As a parent, I can’t help but giggle when I look at the title of this game. There’s absolutely no way to track the number of times I’ve had to say “PUT IT DOWN” … or “GIVE IT BACK” … or as is relevant to this article, “DROP IT”! Little hands operated by little brains can’t help but be tempted to pick up things they know they’re not supposed to. It’s a great way to win immediate attention, and I’m sure that a child was the inspiration for the phrase “there is no such thing as bad publicity”!
Published by Kosmos, with a design from Bernard Loch and Uwe Rapp (Qwinto being the most popular title worked on by this duo), Drop It is a game for 2 to 4 players (or two teams!) and lasts about 30 minutes. The box recommends the game for ages 8 and up, but as we’ll get to in a bit, this game can easily skew much younger.
The game begins with an upright plastic contraption in the middle of the table. Each player starts the game with a collection of wooden shapes in one colour, which everyone uses to take turns dropping into the top of the contraption. When a piece lands, we check if it touches another piece of the same shape and/or colour. If it does not, that player score points equal to the highest level any part of the dropped piece reaches, ranging from 1 to 8 points. Once all pieces have been dropped, the game is over, and whoever has the highest score wins!
Added complexity can be brought into the game by using side and bottom edge pieces, which prevent players from scoring specific shapes or colours, should a piece be touching a matching edge of the contraption. Using these edge pieces makes this a surprisingly tactical game, and the adult friends I played with asked for repeated rematches, which were all completed within the span of an hour. Seasoned gamers would likely describe this as a greatt “filler” (a short game to play between larger games, or when waiting for a full gamer group to assemble), and for families, this would make for an amazing game to play together after dinner for some playful bonding on a school night. For these reasons, Drop It is being awarded…
TWO BIG THUMBS UP!
For the little thumbs in my home, I was able to introduce this game to both my 5 and 3 year old daughters, and they intuitively understood how the game plays with almost no direction. In our first game, we played with no restrictions – any piece could be dropped, and would score points regardless of what pieces it touched. While this stripped the game of any tactical element, it allowed them to grasp the basic concepts easily. After our first game, we added the restriction about matching colours, which allowed my girls to think a bit more about the pieces they were selecting. For the third game, we only restricted touching shapes, and for our fourth play, we included both restrictions, playing the most basic version of the game as intended by the designers. We had tremendous fun with Drop It, and both of my children were fully engaged in the experience through all four games played.

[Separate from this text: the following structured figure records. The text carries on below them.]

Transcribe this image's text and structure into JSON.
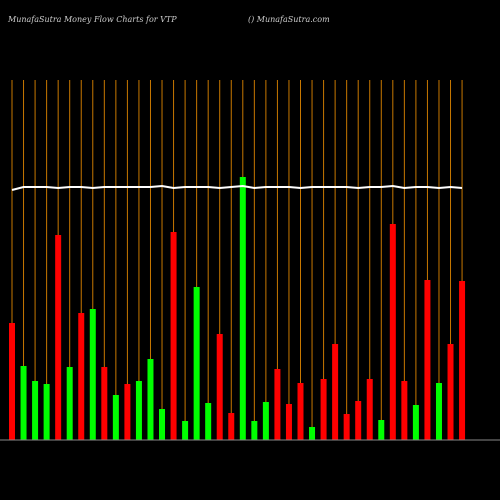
{
  "chart_data": {
    "type": "bar",
    "title": "MunafaSutra  Money Flow  Charts for VTP",
    "subtitle": "() MunafaSutra.com",
    "categories": [
      null,
      null,
      null,
      null,
      null,
      null,
      null,
      null,
      null,
      null,
      null,
      null,
      null,
      null,
      null,
      null,
      null,
      null,
      null,
      null,
      null,
      null,
      null,
      null,
      null,
      null,
      null,
      null,
      null,
      null,
      null,
      null,
      null,
      null,
      null,
      null,
      null,
      null,
      null,
      null
    ],
    "values": [
      117,
      74,
      59,
      56,
      205,
      73,
      127,
      131,
      73,
      45,
      56,
      59,
      81,
      31,
      208,
      19,
      153,
      37,
      106,
      27,
      263,
      19,
      38,
      71,
      36,
      57,
      13,
      61,
      96,
      26,
      39,
      61,
      20,
      216,
      59,
      35,
      160,
      57,
      96,
      159
    ],
    "colors": [
      "#ff0000",
      "#00ff00",
      "#00ff00",
      "#00ff00",
      "#ff0000",
      "#00ff00",
      "#ff0000",
      "#00ff00",
      "#ff0000",
      "#00ff00",
      "#ff0000",
      "#00ff00",
      "#00ff00",
      "#00ff00",
      "#ff0000",
      "#00ff00",
      "#00ff00",
      "#00ff00",
      "#ff0000",
      "#ff0000",
      "#00ff00",
      "#00ff00",
      "#00ff00",
      "#ff0000",
      "#ff0000",
      "#ff0000",
      "#00ff00",
      "#ff0000",
      "#ff0000",
      "#ff0000",
      "#ff0000",
      "#ff0000",
      "#00ff00",
      "#ff0000",
      "#ff0000",
      "#00ff00",
      "#ff0000",
      "#00ff00",
      "#ff0000",
      "#ff0000"
    ],
    "line": {
      "color": "#ffffff",
      "values": [
        250,
        253,
        253,
        253,
        252,
        253,
        253,
        252,
        253,
        253,
        253,
        253,
        253,
        254,
        252,
        253,
        253,
        253,
        252,
        253,
        254,
        252,
        253,
        253,
        253,
        252,
        253,
        253,
        253,
        253,
        252,
        253,
        253,
        254,
        252,
        253,
        253,
        252,
        253,
        252
      ]
    },
    "ylim": [
      0,
      360
    ],
    "grid": true,
    "grid_color": "#c87800"
  }
}
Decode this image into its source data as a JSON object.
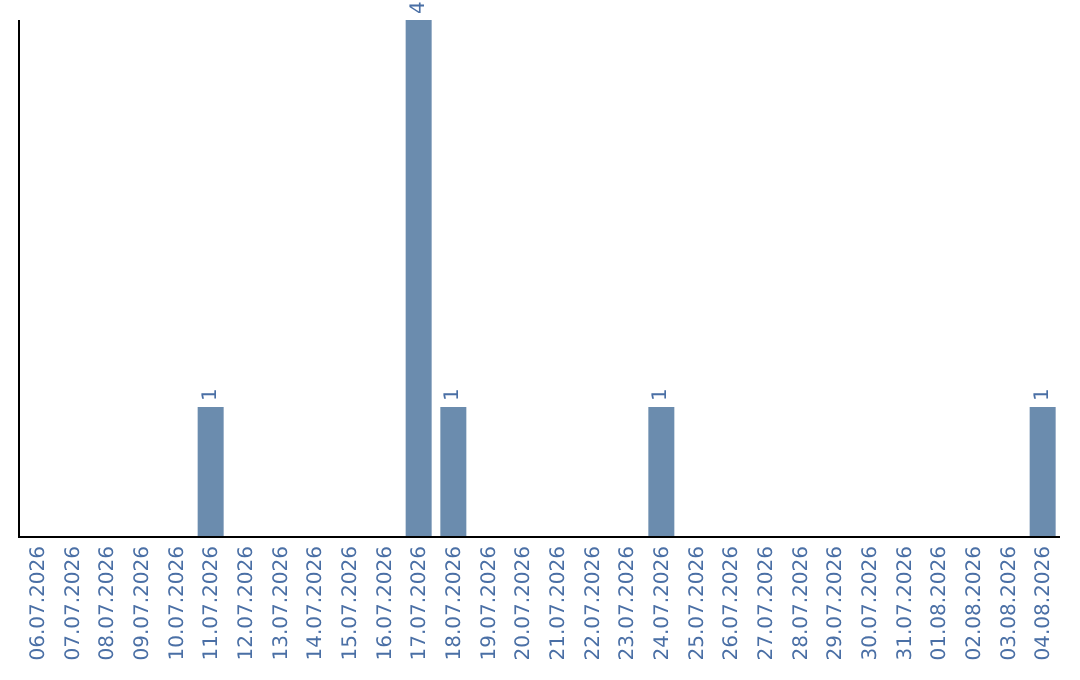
{
  "chart_data": {
    "type": "bar",
    "categories": [
      "06.07.2026",
      "07.07.2026",
      "08.07.2026",
      "09.07.2026",
      "10.07.2026",
      "11.07.2026",
      "12.07.2026",
      "13.07.2026",
      "14.07.2026",
      "15.07.2026",
      "16.07.2026",
      "17.07.2026",
      "18.07.2026",
      "19.07.2026",
      "20.07.2026",
      "21.07.2026",
      "22.07.2026",
      "23.07.2026",
      "24.07.2026",
      "25.07.2026",
      "26.07.2026",
      "27.07.2026",
      "28.07.2026",
      "29.07.2026",
      "30.07.2026",
      "31.07.2026",
      "01.08.2026",
      "02.08.2026",
      "03.08.2026",
      "04.08.2026"
    ],
    "values": [
      0,
      0,
      0,
      0,
      0,
      1,
      0,
      0,
      0,
      0,
      0,
      4,
      1,
      0,
      0,
      0,
      0,
      0,
      1,
      0,
      0,
      0,
      0,
      0,
      0,
      0,
      0,
      0,
      0,
      1
    ],
    "color": "#6b8cae",
    "value_labels": [
      null,
      null,
      null,
      null,
      null,
      "1",
      null,
      null,
      null,
      null,
      null,
      "4",
      "1",
      null,
      null,
      null,
      null,
      null,
      "1",
      null,
      null,
      null,
      null,
      null,
      null,
      null,
      null,
      null,
      null,
      "1"
    ],
    "grid": false
  }
}
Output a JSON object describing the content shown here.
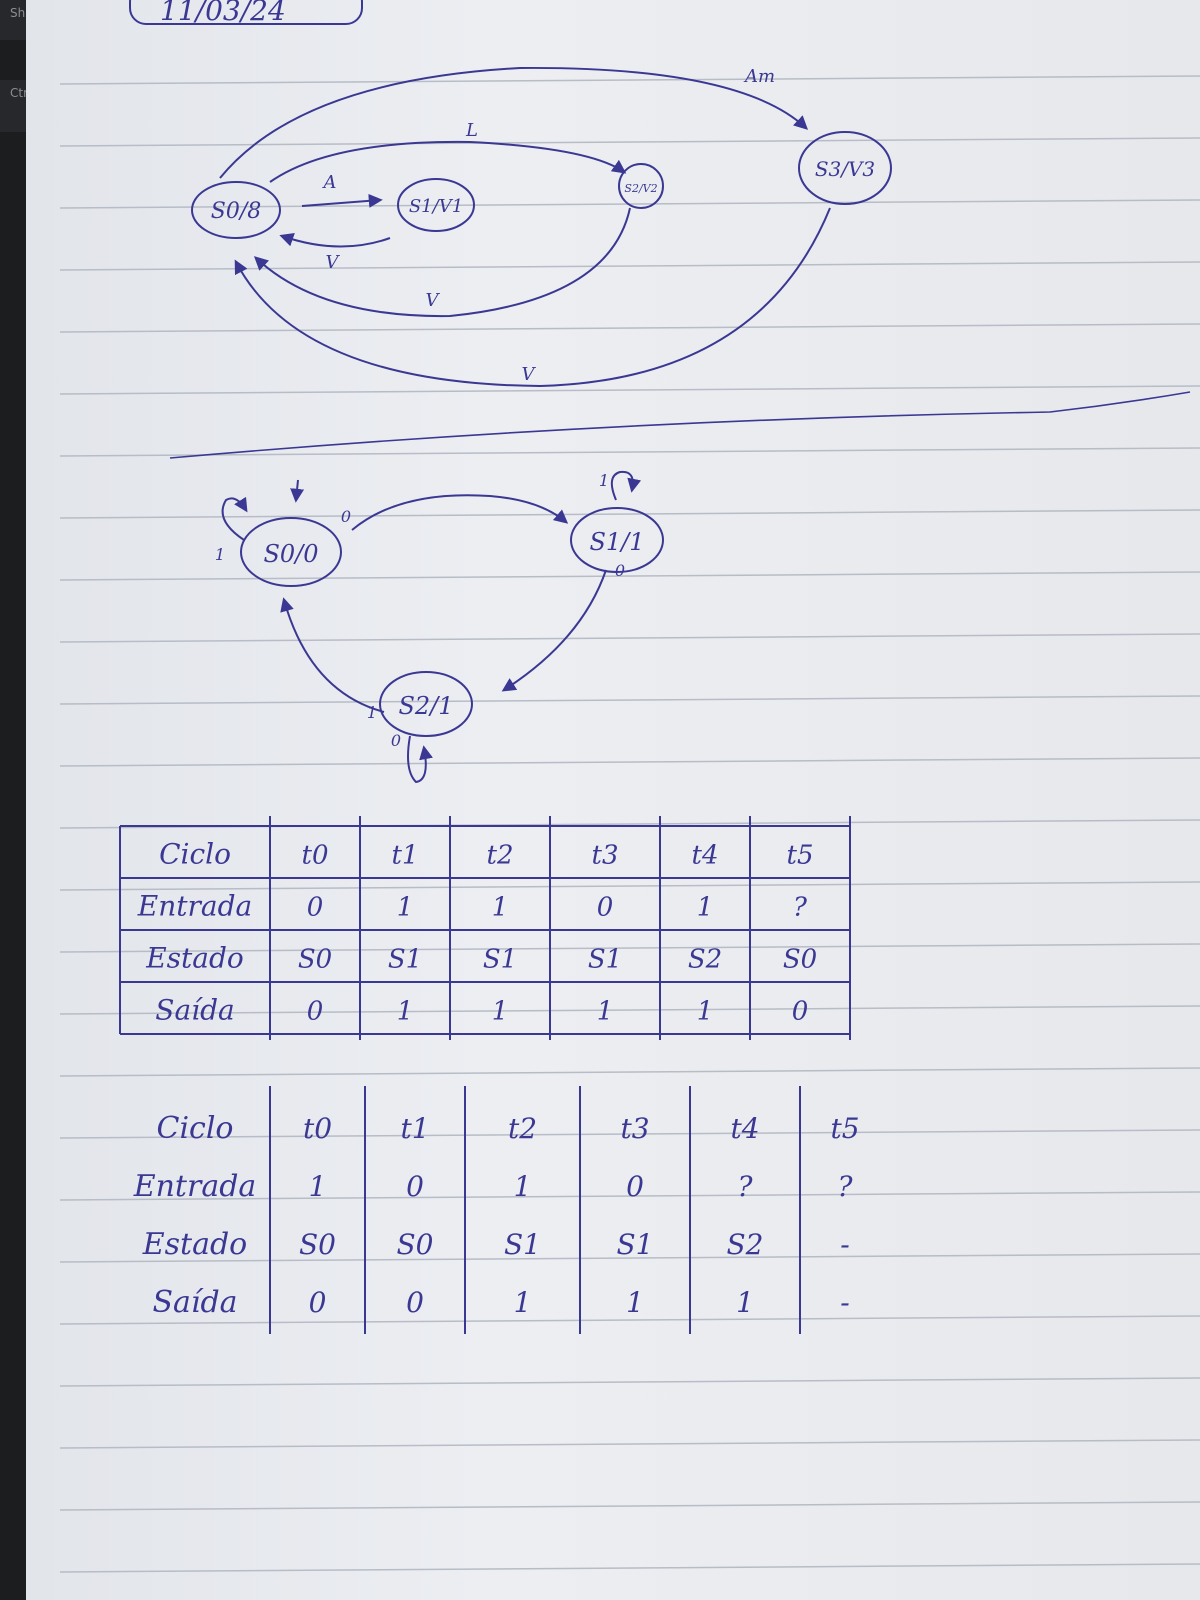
{
  "keyboard": {
    "key_shift": "Shif",
    "key_ctrl": "Ctrl"
  },
  "date": "11/03/24",
  "ink_color": "#3b3893",
  "diagram1": {
    "states": [
      {
        "id": "s0",
        "label": "S0/8"
      },
      {
        "id": "s1",
        "label": "S1/V1"
      },
      {
        "id": "s2",
        "label": "S2/V2"
      },
      {
        "id": "s3",
        "label": "S3/V3"
      }
    ],
    "transitions": [
      {
        "from": "s0",
        "to": "s1",
        "label": "A"
      },
      {
        "from": "s1",
        "to": "s0",
        "label": "V"
      },
      {
        "from": "s0",
        "to": "s2",
        "label": "L"
      },
      {
        "from": "s2",
        "to": "s0",
        "label": "V"
      },
      {
        "from": "s0",
        "to": "s3",
        "label": "Am"
      },
      {
        "from": "s3",
        "to": "s0",
        "label": "V"
      }
    ]
  },
  "diagram2": {
    "states": [
      {
        "id": "s0",
        "label": "S0/0"
      },
      {
        "id": "s1",
        "label": "S1/1"
      },
      {
        "id": "s2",
        "label": "S2/1"
      }
    ],
    "transitions": [
      {
        "from": "s0",
        "to": "s0",
        "label": "1"
      },
      {
        "from": "s0",
        "to": "s1",
        "label": "0"
      },
      {
        "from": "s1",
        "to": "s1",
        "label": "1"
      },
      {
        "from": "s1",
        "to": "s2",
        "label": "0"
      },
      {
        "from": "s2",
        "to": "s2",
        "label": "0"
      },
      {
        "from": "s2",
        "to": "s0",
        "label": "1"
      }
    ]
  },
  "table1": {
    "rows": [
      [
        "Ciclo",
        "t0",
        "t1",
        "t2",
        "t3",
        "t4",
        "t5"
      ],
      [
        "Entrada",
        "0",
        "1",
        "1",
        "0",
        "1",
        "?"
      ],
      [
        "Estado",
        "S0",
        "S1",
        "S1",
        "S1",
        "S2",
        "S0"
      ],
      [
        "Saída",
        "0",
        "1",
        "1",
        "1",
        "1",
        "0"
      ]
    ]
  },
  "table2": {
    "rows": [
      [
        "Ciclo",
        "t0",
        "t1",
        "t2",
        "t3",
        "t4",
        "t5"
      ],
      [
        "Entrada",
        "1",
        "0",
        "1",
        "0",
        "?",
        "?"
      ],
      [
        "Estado",
        "S0",
        "S0",
        "S1",
        "S1",
        "S2",
        "-"
      ],
      [
        "Saída",
        "0",
        "0",
        "1",
        "1",
        "1",
        "-"
      ]
    ]
  }
}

We keep our children’s game collection limited to 20 to 25 games, so that we can revisit favourites on a regular basis. Drop It has bumped another game out of that collection, and won a permanent space on our Little Thumbs gaming shelf. So it will come as no surprise that this game is getting…
TWO LITTLE THUMBS UP!
Bright colours, intuitive gameplay, and opportunity for learning through spatial reasoning and addition. This is a game we absolutely recommend, and one where you can say “DROP IT” without that stern parental voice!
The Daily Worker Placement thanks Kosmos for sending a review copy of Drop It for this article.